Valuation method | Value, $ | Upside, % |
---|---|---|
Artificial intelligence (AI) | 54.80 | -17 |
Intrinsic value (DCF) | 0.00 | -100 |
Graham-Dodd Method | 1.41 | -98 |
Graham Formula | 18.46 | -72 |
Eversource Energy (NYSE: ES) is a leading public utility holding company specializing in energy delivery across the Northeastern U.S. Operating through Electric Distribution, Electric Transmission, Natural Gas Distribution, and Water Distribution segments, Eversource serves residential, commercial, industrial, and municipal customers in Connecticut, Massachusetts, and New Hampshire. The company, formerly known as Northeast Utilities, rebranded in 2015 to reflect its commitment to sustainable energy solutions, including solar power facilities and regulated water utilities. With a market cap exceeding $23 billion, Eversource plays a critical role in the regulated electric and natural gas sectors, ensuring reliable energy transmission and distribution. Its diversified utility operations and strong regional presence make it a key player in the Utilities sector, benefiting from stable regulatory frameworks and long-term infrastructure investments.

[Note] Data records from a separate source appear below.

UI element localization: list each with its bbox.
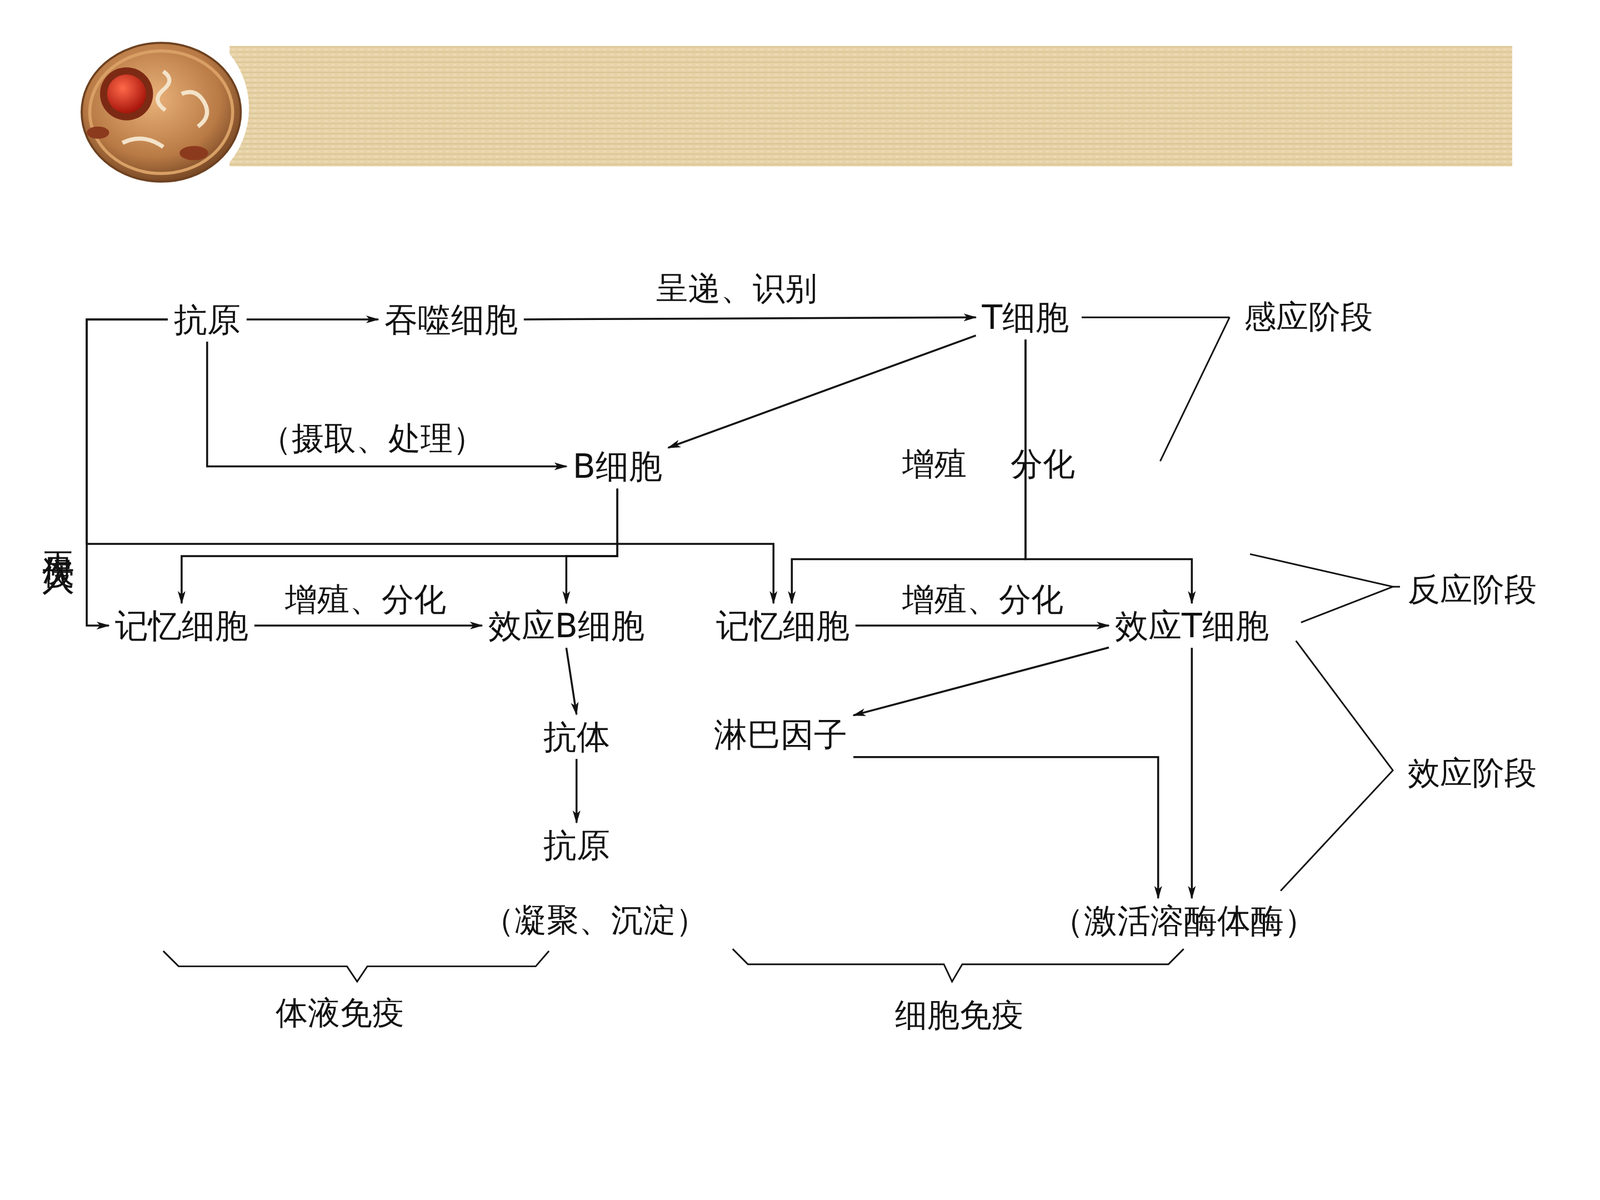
- term-node: 抗原: [540, 825, 614, 865]
- stage-bracket: [1392, 586, 1400, 588]
- node-text: 抗原: [173, 301, 241, 338]
- arrow-connector: [1191, 647, 1194, 899]
- cell-membrane: [90, 51, 233, 174]
- annotation-label: 分化: [1010, 446, 1075, 483]
- arrow-connector: [246, 318, 379, 321]
- group-brace: [732, 948, 1184, 982]
- term-node: 效应B细胞: [485, 606, 648, 645]
- annotation-label: （凝聚、沉淀）: [482, 902, 708, 939]
- arrow-connector: [575, 758, 578, 823]
- vertical-note: 再次侵入: [40, 526, 77, 540]
- term-node: 记忆细胞: [712, 606, 853, 645]
- edge-label: 增殖、分化: [902, 582, 1064, 618]
- arrow-connector: [566, 647, 577, 715]
- arrow-connector: [668, 335, 977, 448]
- node-text: 效应T细胞: [1115, 607, 1269, 644]
- node-text: 效应B细胞: [488, 607, 645, 644]
- cell-nucleus: [107, 74, 147, 114]
- edge-label: （摄取、处理）: [259, 421, 485, 457]
- term-node: 吞噬细胞: [381, 300, 522, 339]
- annotation-label: 增殖: [902, 446, 967, 483]
- arrow-connector: [566, 488, 618, 604]
- node-text: 记忆细胞: [716, 607, 850, 644]
- arrow-connector: [855, 624, 1109, 627]
- group-brace: [163, 951, 549, 982]
- term-node: 记忆细胞: [111, 606, 252, 645]
- node-text: T细胞: [982, 298, 1070, 336]
- cell-nucleus-envelope: [100, 67, 154, 121]
- term-node: T细胞: [978, 297, 1073, 337]
- node-text: （激活溶酶体酶）: [1050, 902, 1318, 939]
- term-node: 抗原: [170, 300, 244, 339]
- cell-halo: [77, 22, 250, 194]
- term-node: B细胞: [569, 446, 666, 486]
- node-text: 抗体: [543, 718, 610, 755]
- stage-bracket: [1250, 553, 1393, 623]
- arrow-connector: [853, 647, 1109, 716]
- cell-illustration: [81, 42, 242, 182]
- stage-leader: [1081, 316, 1230, 319]
- term-node: 抗体: [540, 717, 614, 757]
- node-text: 淋巴因子: [713, 716, 848, 753]
- term-node: 效应T细胞: [1111, 606, 1273, 645]
- arrow-connector: [791, 339, 1026, 604]
- arrow-connector: [523, 317, 977, 320]
- node-text: B细胞: [572, 447, 663, 485]
- stage-leader: [1160, 317, 1230, 462]
- arrow-connector: [86, 319, 168, 626]
- arrow-connector: [254, 624, 483, 627]
- cell-mitochondrion: [179, 146, 208, 161]
- term-node: 淋巴因子: [710, 715, 851, 754]
- annotation-label: 感应阶段: [1243, 299, 1373, 335]
- annotation-label: 反应阶段: [1407, 572, 1537, 608]
- cell-organelle: [181, 92, 208, 127]
- stage-bracket: [1280, 640, 1393, 891]
- node-text: 抗原: [543, 826, 610, 864]
- arrow-connector: [86, 319, 774, 604]
- edge-label: 呈递、识别: [656, 271, 818, 307]
- term-node: （激活溶酶体酶）: [1047, 901, 1321, 940]
- edge-label: 增殖、分化: [285, 582, 447, 618]
- arrow-connector: [853, 757, 1159, 899]
- node-text: 记忆细胞: [115, 607, 249, 644]
- cell-mitochondrion: [86, 126, 109, 139]
- arrow-connector: [207, 341, 567, 467]
- annotation-label: 效应阶段: [1407, 755, 1537, 792]
- node-text: 吞噬细胞: [384, 301, 518, 338]
- header-banner: [229, 46, 1513, 167]
- cell-organelle: [122, 138, 163, 147]
- cell-organelle: [157, 71, 170, 111]
- annotation-label: 体液免疫: [275, 995, 405, 1032]
- annotation-label: 细胞免疫: [895, 997, 1024, 1034]
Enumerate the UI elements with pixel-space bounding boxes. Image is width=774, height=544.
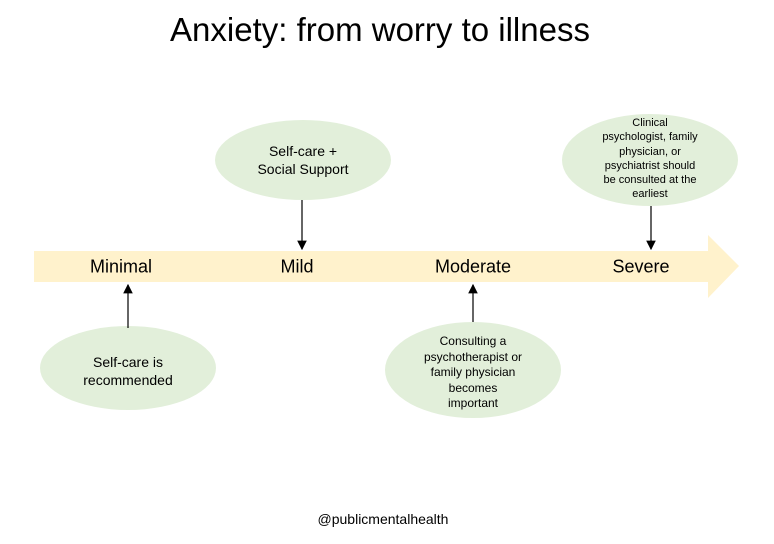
note-line: family physician — [430, 365, 516, 380]
note-line: Clinical — [632, 117, 668, 130]
minimal-note-bubble — [40, 326, 216, 410]
note-line: earliest — [632, 188, 668, 201]
stage-minimal: Minimal — [89, 256, 153, 277]
note-line: Consulting a — [439, 334, 507, 349]
note-line: Social Support — [257, 161, 349, 177]
note-line: psychologist, family — [602, 131, 698, 144]
stage-moderate: Moderate — [434, 256, 512, 277]
moderate-note: Consulting a psychotherapist or family p… — [424, 334, 522, 412]
note-line: be consulted at the — [603, 174, 697, 187]
severe-note: Clinical psychologist, family physician,… — [602, 116, 697, 202]
timeline-arrow — [34, 235, 739, 298]
mild-note: Self-care + Social Support — [257, 142, 348, 178]
note-line: becomes — [448, 380, 498, 395]
note-line: Self-care + — [268, 142, 338, 159]
note-line: psychiatrist should — [604, 160, 696, 172]
footer-handle: @publicmentalhealth — [317, 511, 449, 527]
note-line: psychotherapist or — [423, 349, 523, 364]
stage-mild: Mild — [280, 256, 314, 277]
note-line: recommended — [83, 372, 173, 388]
note-line: Self-care is — [92, 353, 164, 370]
moderate-note-bubble — [385, 322, 561, 418]
stage-severe: Severe — [612, 256, 670, 277]
minimal-note: Self-care is recommended — [83, 353, 173, 389]
mild-note-bubble — [215, 120, 391, 200]
note-line: physician, or — [619, 145, 681, 158]
severe-note-bubble — [562, 114, 738, 206]
note-line: important — [447, 396, 499, 411]
page-title: Anxiety: from worry to illness — [170, 11, 590, 48]
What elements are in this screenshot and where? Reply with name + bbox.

Eversource Energy presents a stable investment opportunity within the defensive Utilities sector, supported by regulated revenue streams and consistent dividend payouts (current yield ~4.5%). The company’s low beta (0.63) indicates resilience to market volatility, appealing to income-focused investors. However, high leverage (total debt ~$29.1 billion) and substantial capital expenditures ($4.5 billion in FY 2024) pose risks, particularly amid rising interest rates and regulatory scrutiny. Eversource’s focus on renewable energy infrastructure aligns with long-term decarbonization trends, but execution risks and rate-case uncertainties could pressure margins. Investors should weigh its reliable cash flows against exposure to regulatory delays and regional economic conditions.
Eversource Energy’s competitive advantage lies in its monopoly-like position as a regulated utility across three Northeastern states, ensuring predictable earnings through approved rate structures. Its integrated operations (electricity, gas, and water) provide diversification, reducing reliance on any single revenue stream. The company’s scale enables efficient infrastructure investments, such as grid modernization and renewable energy projects, though its heavy debt load limits financial flexibility compared to peers. Eversource lags behind some competitors in renewable energy penetration but benefits from supportive state policies in Massachusetts and Connecticut. Its transmission segment, operating in ISO New England, offers growth potential through regional reliability projects. However, competition emerges from unregulated renewable providers and community choice aggregation programs, which could erode customer base over time. Regulatory dependence remains a double-edged sword—while ensuring stable returns, it exposes the company to political and rate-setting risks.